Personal information
- Born: May 24, 1978 (age 48) Livonia, Michigan, U.S.
- Education: Washington University in St. Louis University of Michigan
- Height: 190 cm (6 ft 3 in)
- Weight: 72 kg (159 lb)

Sport
- Country: United States
- Sport: Rowing
- Club: Princeton Training Centre

Medal record
Representing United States
World Championships
| Gold medal – first place | 2000 Zagreb | LM8+ |

= Steve Warner =

American rower

Stephen J Warner (born May 24, 1978) is a retired American rower who won a world title in 2000 in the lightweight eights. He competed at the 2004 Summer Olympics, where his team placed ninth in the lightweight coxless four.

Warner graduated from the University of Michigan with a bachelor of science degree in cellular and molecular biology. After that he abandoned his studies for four years to compete in rowing and work at Bristol-Myers Squibb as a research associate. He then retired from rowing and enrolled in a PhD program in cell biology and physiology at the Washington University in St. Louis.

Warner is an Assistant Professor of Orthopedic Surgery at McGovern Medical School at The University of Texas Health Science Center at Houston (UTHealth). He is American Board of Orthopedic Surgery eligible and specializes in orthopedic trauma.
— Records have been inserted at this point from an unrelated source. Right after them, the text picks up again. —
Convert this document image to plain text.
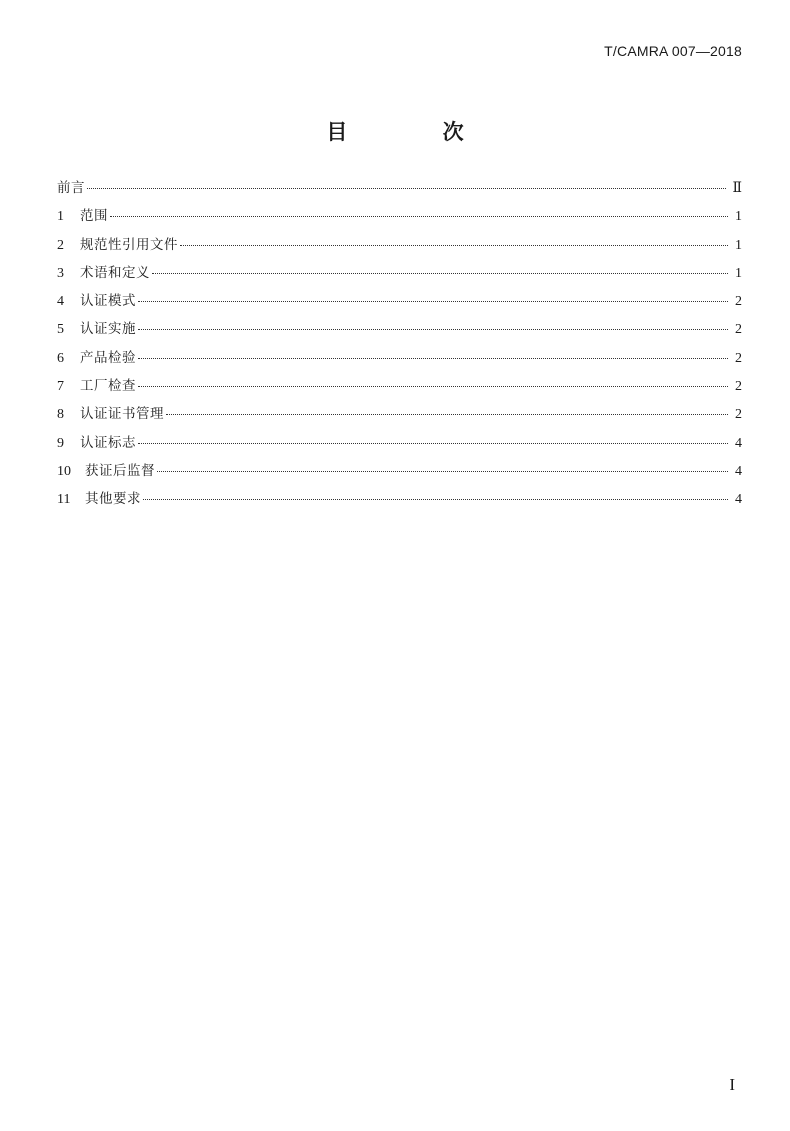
T/CAMRA 007—2018
目 次
前言	Ⅱ
1	范围	1
2	规范性引用文件	1
3	术语和定义	1
4	认证模式	2
5	认证实施	2
6	产品检验	2
7	工厂检查	2
8	认证证书管理	2
9	认证标志	4
10	获证后监督	4
11	其他要求	4
I
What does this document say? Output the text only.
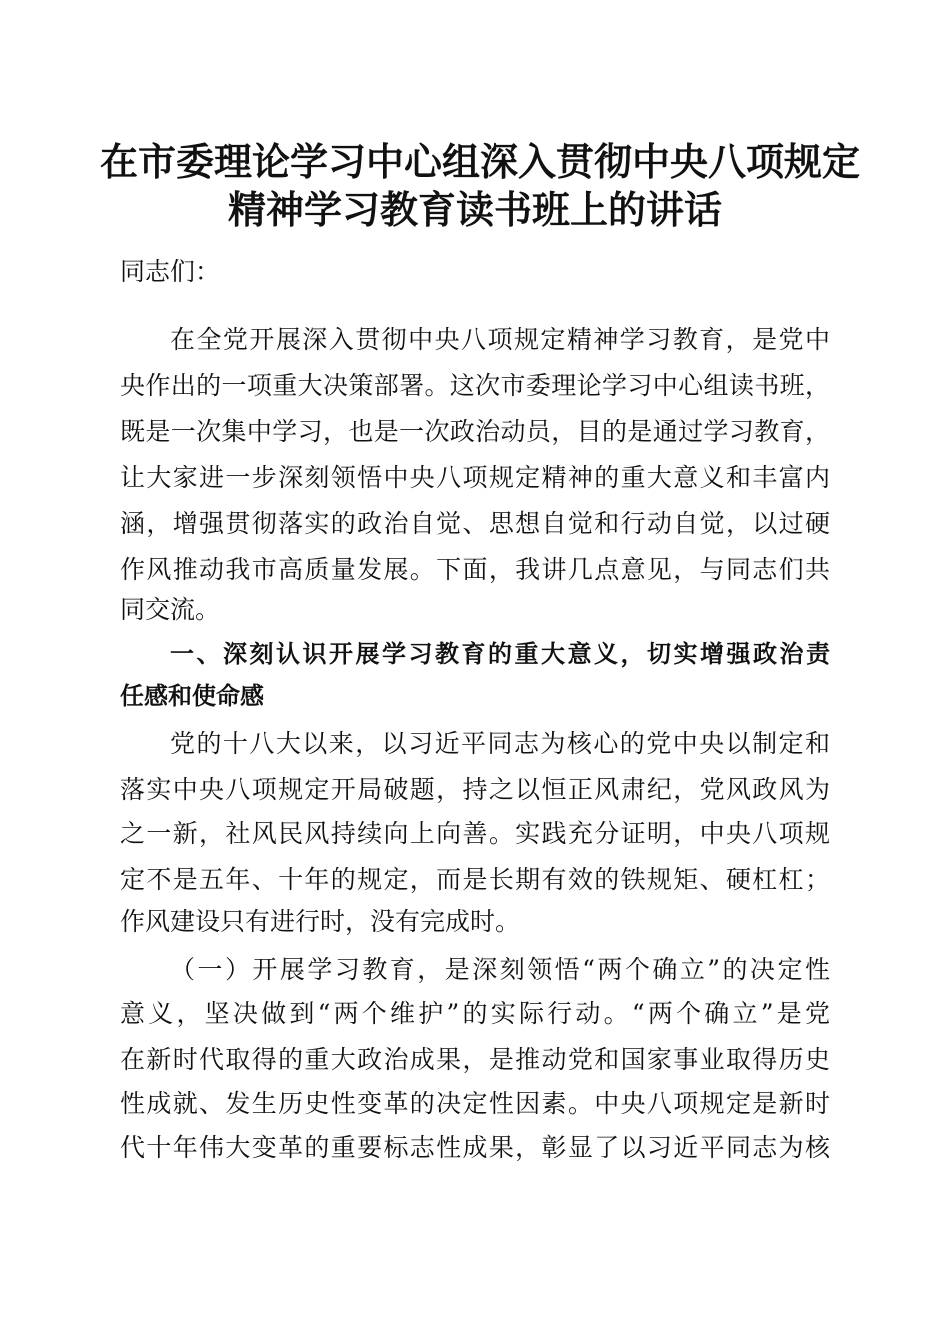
在市委理论学习中心组深入贯彻中央八项规定
精神学习教育读书班上的讲话
同志们：
在全党开展深入贯彻中央八项规定精神学习教育，是党中
央作出的一项重大决策部署。这次市委理论学习中心组读书班，
既是一次集中学习，也是一次政治动员，目的是通过学习教育，
让大家进一步深刻领悟中央八项规定精神的重大意义和丰富内
涵，增强贯彻落实的政治自觉、思想自觉和行动自觉，以过硬
作风推动我市高质量发展。下面，我讲几点意见，与同志们共
同交流。
一、深刻认识开展学习教育的重大意义，切实增强政治责
任感和使命感
党的十八大以来，以习近平同志为核心的党中央以制定和
落实中央八项规定开局破题，持之以恒正风肃纪，党风政风为
之一新，社风民风持续向上向善。实践充分证明，中央八项规
定不是五年、十年的规定，而是长期有效的铁规矩、硬杠杠；
作风建设只有进行时，没有完成时。
（一）开展学习教育，是深刻领悟“两个确立”的决定性
意义，坚决做到“两个维护”的实际行动。“两个确立”是党
在新时代取得的重大政治成果，是推动党和国家事业取得历史
性成就、发生历史性变革的决定性因素。中央八项规定是新时
代十年伟大变革的重要标志性成果，彰显了以习近平同志为核
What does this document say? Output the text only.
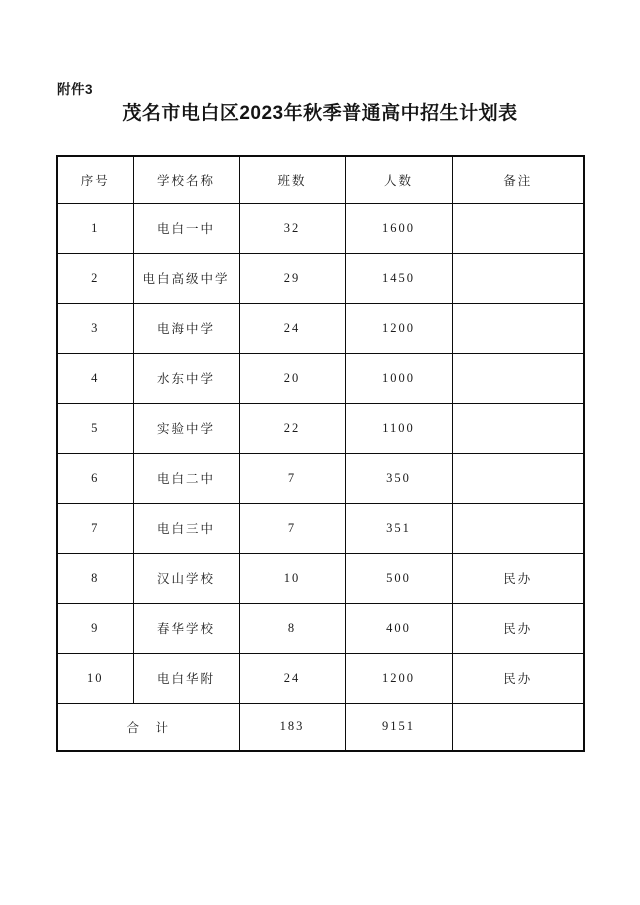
附件3
茂名市电白区2023年秋季普通高中招生计划表
序号	学校名称	班数	人数	备注
1	电白一中	32	1600	
2	电白高级中学	29	1450	
3	电海中学	24	1200	
4	水东中学	20	1000	
5	实验中学	22	1100	
6	电白二中	7	350	
7	电白三中	7	351	
8	汉山学校	10	500	民办
9	春华学校	8	400	民办
10	电白华附	24	1200	民办
合　计		183	9151	
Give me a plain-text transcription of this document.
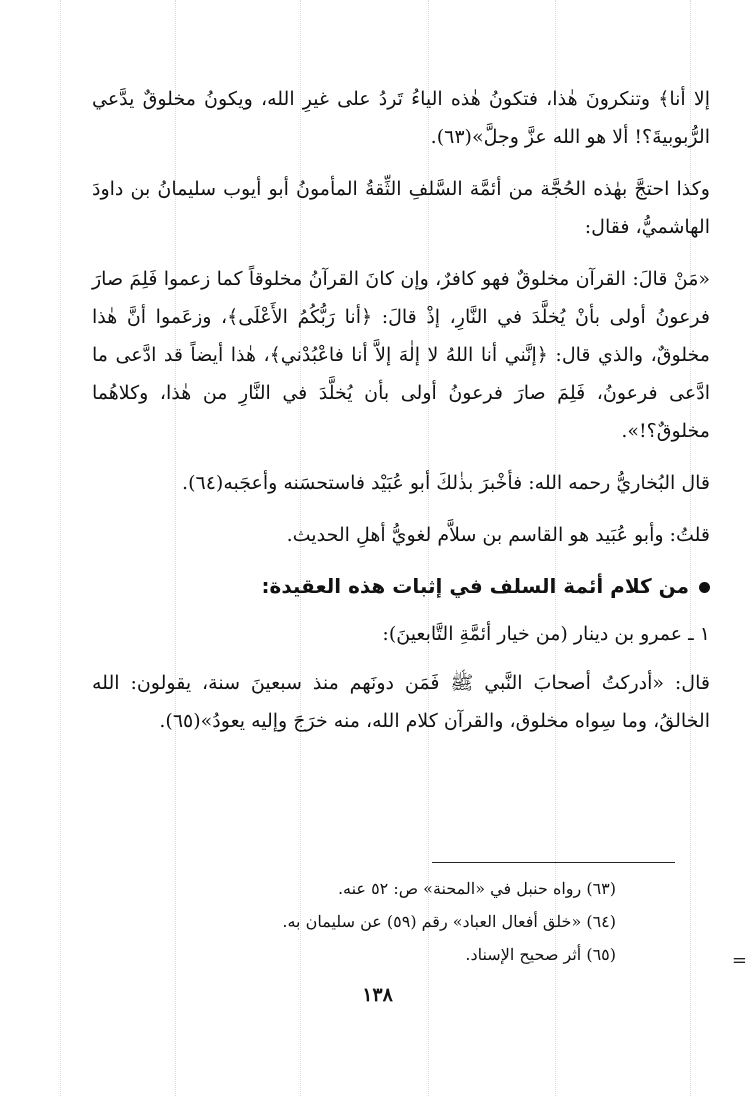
إلا أنا﴾ وتنكرونَ هٰذا، فتكونُ هٰذه الياءُ تَردُ على غيرِ الله، ويكونُ مخلوقٌ يدَّعي الرُّبوبيةَ؟! ألا هو الله عزَّ وجلَّ»(٦٣).

وكذا احتجَّ بهٰذه الحُجَّة من أئمَّة السَّلفِ الثِّقةُ المأمونُ أبو أيوب سليمانُ بن داودَ الهاشميُّ، فقال:

«مَنْ قالَ: القرآن مخلوقٌ فهو كافرٌ، وإن كانَ القرآنُ مخلوقاً كما زعموا فَلِمَ صارَ فرعونُ أولى بأنْ يُخلَّدَ في النَّارِ، إذْ قالَ: ﴿أنا رَبُّكُمُ الأَعْلَى﴾، وزعَموا أنَّ هٰذا مخلوقٌ، والذي قال: ﴿إنَّني أنا اللهُ لا إلٰهَ إلاَّ أنا فاعْبُدْني﴾، هٰذا أيضاً قد ادَّعى ما ادَّعى فرعونُ، فَلِمَ صارَ فرعونُ أولى بأن يُخلَّدَ في النَّارِ من هٰذا، وكلاهُما مخلوقٌ؟!».

قال البُخاريُّ رحمه الله: فأخْبرَ بذٰلكَ أبو عُبَيْد فاستحسَنه وأعجَبه(٦٤).

قلتُ: وأبو عُبَيد هو القاسم بن سلاَّم لغويُّ أهلِ الحديث.

من كلام أئمة السلف في إثبات هذه العقيدة:

١ ـ عمرو بن دينار (من خيار أئمَّةِ التَّابعينَ):

قال: «أدركتُ أصحابَ النَّبي ﷺ فَمَن دونَهم منذ سبعينَ سنة، يقولون: الله الخالقُ، وما سِواه مخلوق، والقرآن كلام الله، منه خرَجَ وإليه يعودُ»(٦٥).

(٦٣) رواه حنبل في «المحنة» ص: ٥٢ عنه.

(٦٤) «خلق أفعال العباد» رقم (٥٩) عن سليمان به.

(٦٥) أثر صحيح الإسناد.

١٣٨
=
Warner received his undergraduate degree from the University of Michigan in Ann Arbor, Michigan. He then worked for three years as a research associate for Bristol-Myers Squibb while also competing on the United States National and Olympic Rowing team. He attended medical school at Washington University in St. Louis, Missouri, where he also earned a PhD in molecular and cell biology. He completed his orthopedic surgery residency at the Hospital for Special Surgery and Weill Cornell Medical Center in New York, New York. He went on to complete a fellowship in orthopedic trauma at the University of Texas Health Science Center in Houston.

Warner is a member of the American Association of Orthopedic Surgeons, AO Trauma North America, Orthopedic Research Society, and a candidate member of the Orthopedic Trauma Association.